In ultima analisi abbiamo creato troppe aspettative e sollecitato troppe ostilità a volte frutto di resistenze al cambiamento necessario.
Tra queste resistenze va annoverata certamente quella dei settori maggioritari del movimento sindacale messi fortemente in difficoltà nel rapporto con i loro rappresentati sia sul terreno simbolico sia su quello materia dalla legge Fornero e dell’abolizione dell’articolo 18.
Pietre d’inciampo: banche, immigrazione, critiche interne
La crisi del sistema bancario e le vicende personali di alcuni membri del governo hanno poi dato la possibilità a una parte consistente del settore mediatico di associare drammaticamente il governo Renzi all’establishment finanziario descritto come il responsabile principale della crisi.
Al cambiamento del clima d’opinione nel paese non ha corrisposto un adeguato cambiamento di passo o di “narrazione” da parte del governo e di Matteo Renzi. Il problema delle migrazioni e della sicurezza ha fornito poi carburante ai discorsi incendiari di una parte consistente della destra e dei media. Senza sottovalutare il quotidiano stillicidio di critiche interne che come hanno dimostrato i voti non ha portato alla nascita di qualcosa di alternativo ma solo alla disaffezione e alla migrazione verso M5S e Lega.

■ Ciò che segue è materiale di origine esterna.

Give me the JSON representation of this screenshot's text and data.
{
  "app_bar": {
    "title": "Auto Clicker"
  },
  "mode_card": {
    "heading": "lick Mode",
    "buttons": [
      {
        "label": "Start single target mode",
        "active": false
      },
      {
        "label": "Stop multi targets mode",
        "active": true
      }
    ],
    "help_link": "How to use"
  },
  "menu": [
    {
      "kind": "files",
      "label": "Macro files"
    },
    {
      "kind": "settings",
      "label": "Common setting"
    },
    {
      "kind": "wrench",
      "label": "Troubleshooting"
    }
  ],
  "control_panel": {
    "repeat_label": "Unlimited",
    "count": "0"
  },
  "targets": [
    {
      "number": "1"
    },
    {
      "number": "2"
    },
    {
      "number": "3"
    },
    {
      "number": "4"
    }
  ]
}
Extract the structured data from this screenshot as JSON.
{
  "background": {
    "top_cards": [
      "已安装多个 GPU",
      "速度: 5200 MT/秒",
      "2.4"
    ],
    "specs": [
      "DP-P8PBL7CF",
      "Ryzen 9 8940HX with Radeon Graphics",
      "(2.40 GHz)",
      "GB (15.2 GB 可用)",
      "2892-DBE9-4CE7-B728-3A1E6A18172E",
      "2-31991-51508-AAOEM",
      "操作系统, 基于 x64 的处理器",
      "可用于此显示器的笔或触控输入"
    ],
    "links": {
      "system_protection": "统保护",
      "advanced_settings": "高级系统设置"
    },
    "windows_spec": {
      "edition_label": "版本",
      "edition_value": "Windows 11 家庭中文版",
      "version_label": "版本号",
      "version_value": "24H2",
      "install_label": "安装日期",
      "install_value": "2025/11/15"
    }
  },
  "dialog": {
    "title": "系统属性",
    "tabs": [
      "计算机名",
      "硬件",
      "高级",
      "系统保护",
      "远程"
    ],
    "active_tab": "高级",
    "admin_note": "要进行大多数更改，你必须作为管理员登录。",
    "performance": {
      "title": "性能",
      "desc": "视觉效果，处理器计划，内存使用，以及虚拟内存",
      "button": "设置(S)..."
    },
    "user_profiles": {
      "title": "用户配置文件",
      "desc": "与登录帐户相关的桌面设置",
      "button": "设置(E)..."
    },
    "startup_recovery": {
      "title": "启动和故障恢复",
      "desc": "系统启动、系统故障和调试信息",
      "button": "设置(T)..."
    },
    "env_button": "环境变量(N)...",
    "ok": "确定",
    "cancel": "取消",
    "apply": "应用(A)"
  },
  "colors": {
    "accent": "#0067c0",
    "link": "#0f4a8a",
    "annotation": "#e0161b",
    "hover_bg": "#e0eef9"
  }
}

La sconfitta del 4 dicembre 2016 ha praticamente segnato e anticipato la sconfitta delle elezioni del 4 marzo 2018. Il comportamento seguito nei mesi successivi, concentrato sulla valorizzazione delle cose fatte, non è stato in grado di modificare il clima di opinione consolidato nel paese.
La sottovalutazione del ruolo del partito
Centralizzazione e personalizzazione della relazione con il paese e l’opinione pubblica: il problema del partito.
Se durante l’attività di governo potevano essere trovate giustificazioni per la scarsa attenzione data da Matteo Renzi al consolidamento della sua leadership nel partito questo atteggiamento non si giustifica dopo la sua forte riaffermazione al congresso e alle primarie che gli rinnovarono un ampio consenso non solo tra gli elettori ma anche dentro il partito.
Quell’atteggiamento ha evidenziato una sottovalutazione se non una “non” considerazione del ruolo del partito, di una forma di presenza organizzata nel paese, a sostegno dell’attività del governo, intesa non come propaganda amplificatrice ma come costruzione di una visione condivisa delle ragioni ispiratrici dell’azione di governo stessa
A questa sottovalutazione va collegata sia la scarsa attenzione data non solo alla formazione di una nuova classe dirigente politica legata alla nuova stagione sia la scelta di confederare i vecchi gruppi di potere locale diventati sostenitori del vincente secondo le ferree regole della conservazione delle burocrazie.
I nuovi gruppi dirigenti della stagione di Matteo Renzi sono così apparsi come l’assorbimento di quelli che c’erano prima. E Matteo Renzi ha contribuito a confermare la propria immagine di persona isolata dedita a dare poca fiducia all’esterno di un ristretta cerchia di collaboratori. Convinto soprattutto che l’azione determinante fosse quella possibile dal governo nazionale.
E conseguentemente si è lasciata degenerare una litigiosità patologica che riproponeva costantemente una messa in discussione della leadership a dispetto degli esiti congressuali. Si sono contrapposte così la ripetitiva e inconcludente richiesta di luoghi e momenti di approfondimento e verifica e una sottovalutazione della necessità di determinare una maggiore coesione sulle ragioni delle scelte e sulle visioni alla base dell’attività di governo.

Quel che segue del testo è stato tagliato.